I, like I suspect most computer-savvy folk, don’t type www. Hell, I don’t type the domain past a letter or two most of the time, since Chrome auto-completes everything. However, for someone new to a site (remember, I’m hosting four sites, and half of them have nothing to do with technology), and especially someone less familiar with computers, they may type it out of habit. Having to emphasize to people to not include it was irritating. Something must be done.

I finally fixed it with Cloudflare. Cloudflare, among other things, will issue you a TLS cert automagically (self-signed by default, you can get a Cloudflare CA-signed one if you want) for any domain proxying through them. You then get the added bonus of their CDNs, caching, compression, DDoS protection, etc. I swear, I’m not trying to make this a sales pitch for Cloudflare, but this stuff is dead-easy to do. I disabled the portions of the docker-compose.yml that were calling the Let’s Encrypt service, modified my /srv/www/ site entries to have both the domain and www.domain as options, and enabled DNSSEC for good measure on all the domains. Boom, done, they all work.

Another MASSIVE benefit is logging and monitoring. I have previously mentioned that I work for a monitoring company, but as their EC2 connectivity relies on Cloudwatch, and AWS doesn’t integrate Lightsail with Cloudwatch, I was previously SOL. Not anymore! I’ve got a dashboard set up showing me metrics galore for instance, by which I mean T3 credit balance, CPU utilization, network throughput, free memory, and free disk space. I also discovered that AWS thinks it’s a good idea (I mean it is from a making-money standpoint) to force disk and memory stats to be custom metrics in Cloudwatch, thus incurring more charges. As I care mostly about memory, I diligently did so, and also set up custom Datasources in my LM dashboard. Finally, I set up the new metrics to alert at what I hope are acceptable levels, and opted to disable SMS notifications during sleeping hours, because honestly if these sites are down when I’m asleep, I don’t care. I mean, I care, but not enough to wake up and troubleshoot them.

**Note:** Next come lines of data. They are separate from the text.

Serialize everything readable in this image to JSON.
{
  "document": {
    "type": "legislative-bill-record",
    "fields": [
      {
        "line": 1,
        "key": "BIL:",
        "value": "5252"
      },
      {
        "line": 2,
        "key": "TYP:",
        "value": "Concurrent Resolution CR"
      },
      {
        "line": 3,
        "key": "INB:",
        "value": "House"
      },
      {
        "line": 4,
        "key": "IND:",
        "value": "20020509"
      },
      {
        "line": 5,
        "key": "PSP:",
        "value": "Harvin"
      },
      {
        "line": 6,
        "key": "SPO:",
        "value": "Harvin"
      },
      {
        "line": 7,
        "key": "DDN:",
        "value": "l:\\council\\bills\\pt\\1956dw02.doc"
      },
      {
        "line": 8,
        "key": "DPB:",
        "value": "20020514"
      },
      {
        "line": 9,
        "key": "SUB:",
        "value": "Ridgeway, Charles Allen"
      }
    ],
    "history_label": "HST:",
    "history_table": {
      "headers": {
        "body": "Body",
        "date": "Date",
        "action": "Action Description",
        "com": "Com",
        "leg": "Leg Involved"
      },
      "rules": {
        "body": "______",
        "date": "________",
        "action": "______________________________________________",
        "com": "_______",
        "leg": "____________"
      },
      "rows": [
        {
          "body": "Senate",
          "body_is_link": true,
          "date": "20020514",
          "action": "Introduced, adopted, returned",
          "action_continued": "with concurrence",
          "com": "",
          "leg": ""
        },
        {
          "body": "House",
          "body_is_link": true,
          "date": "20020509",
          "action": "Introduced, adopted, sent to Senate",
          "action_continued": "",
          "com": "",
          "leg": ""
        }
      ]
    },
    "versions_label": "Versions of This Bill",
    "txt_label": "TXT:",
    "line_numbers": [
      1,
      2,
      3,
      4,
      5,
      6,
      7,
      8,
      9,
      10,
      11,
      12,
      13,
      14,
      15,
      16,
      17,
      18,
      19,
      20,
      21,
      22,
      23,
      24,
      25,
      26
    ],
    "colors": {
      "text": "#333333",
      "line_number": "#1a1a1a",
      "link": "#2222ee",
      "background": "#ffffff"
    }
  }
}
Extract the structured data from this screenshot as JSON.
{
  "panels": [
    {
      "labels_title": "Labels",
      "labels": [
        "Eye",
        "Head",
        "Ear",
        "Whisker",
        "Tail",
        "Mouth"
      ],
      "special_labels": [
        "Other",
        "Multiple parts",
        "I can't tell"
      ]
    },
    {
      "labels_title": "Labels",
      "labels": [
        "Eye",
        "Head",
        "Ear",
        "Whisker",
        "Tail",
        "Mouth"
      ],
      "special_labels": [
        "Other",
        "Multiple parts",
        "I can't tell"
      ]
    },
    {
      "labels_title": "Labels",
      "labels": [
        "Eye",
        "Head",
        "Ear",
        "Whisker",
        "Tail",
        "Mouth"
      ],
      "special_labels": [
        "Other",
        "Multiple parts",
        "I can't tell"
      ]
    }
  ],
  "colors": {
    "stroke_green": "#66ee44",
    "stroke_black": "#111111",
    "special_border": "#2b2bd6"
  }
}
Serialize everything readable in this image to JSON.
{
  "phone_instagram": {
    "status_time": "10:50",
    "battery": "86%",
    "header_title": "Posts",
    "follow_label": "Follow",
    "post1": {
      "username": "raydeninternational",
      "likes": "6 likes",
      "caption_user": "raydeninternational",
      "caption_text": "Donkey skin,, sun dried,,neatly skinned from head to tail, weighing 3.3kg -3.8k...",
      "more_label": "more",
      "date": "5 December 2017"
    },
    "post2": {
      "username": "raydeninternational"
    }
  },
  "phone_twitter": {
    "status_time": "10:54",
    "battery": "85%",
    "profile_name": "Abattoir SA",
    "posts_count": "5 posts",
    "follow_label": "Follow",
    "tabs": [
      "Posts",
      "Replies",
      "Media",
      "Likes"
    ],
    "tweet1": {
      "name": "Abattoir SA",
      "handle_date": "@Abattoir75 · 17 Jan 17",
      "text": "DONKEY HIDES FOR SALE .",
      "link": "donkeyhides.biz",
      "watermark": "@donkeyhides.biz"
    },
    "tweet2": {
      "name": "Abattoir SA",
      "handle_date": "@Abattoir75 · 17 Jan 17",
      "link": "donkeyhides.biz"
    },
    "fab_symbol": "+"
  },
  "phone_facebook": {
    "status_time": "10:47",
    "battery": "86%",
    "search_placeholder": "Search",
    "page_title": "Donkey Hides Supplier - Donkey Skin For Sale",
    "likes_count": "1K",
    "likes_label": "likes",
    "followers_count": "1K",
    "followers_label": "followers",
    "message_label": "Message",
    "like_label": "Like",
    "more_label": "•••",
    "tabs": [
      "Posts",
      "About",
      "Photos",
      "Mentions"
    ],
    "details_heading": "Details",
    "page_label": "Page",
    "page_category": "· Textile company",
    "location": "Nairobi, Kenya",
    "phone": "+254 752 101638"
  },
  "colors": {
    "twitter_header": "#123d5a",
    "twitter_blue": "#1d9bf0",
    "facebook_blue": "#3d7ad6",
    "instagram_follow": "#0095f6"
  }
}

So, that’s it! Doubled the vCPU, doubled the memory, with monitoring galore. Once I get some good data graphed overnight on the dashboard, I’ll update this post to show it off.

Dashboard

This is what I have set up - I ran some stress testing for a bit to make the CPU graphs less boring, and also to see how it served webpages with the cores being flogged. It had no issues. I’ve set up alerts for when available memory dips below 32 MiB, may need some tuning, but we’ll see how it works out.

Regarding TLS certs, it came to my attention after further research that I’ll still want to set up certbot or something similar to automate certificate renewal, in order to get one signed by Cloudflare. I’ll look more into that later - or I may be able to get the Let’s Encrypt container working again.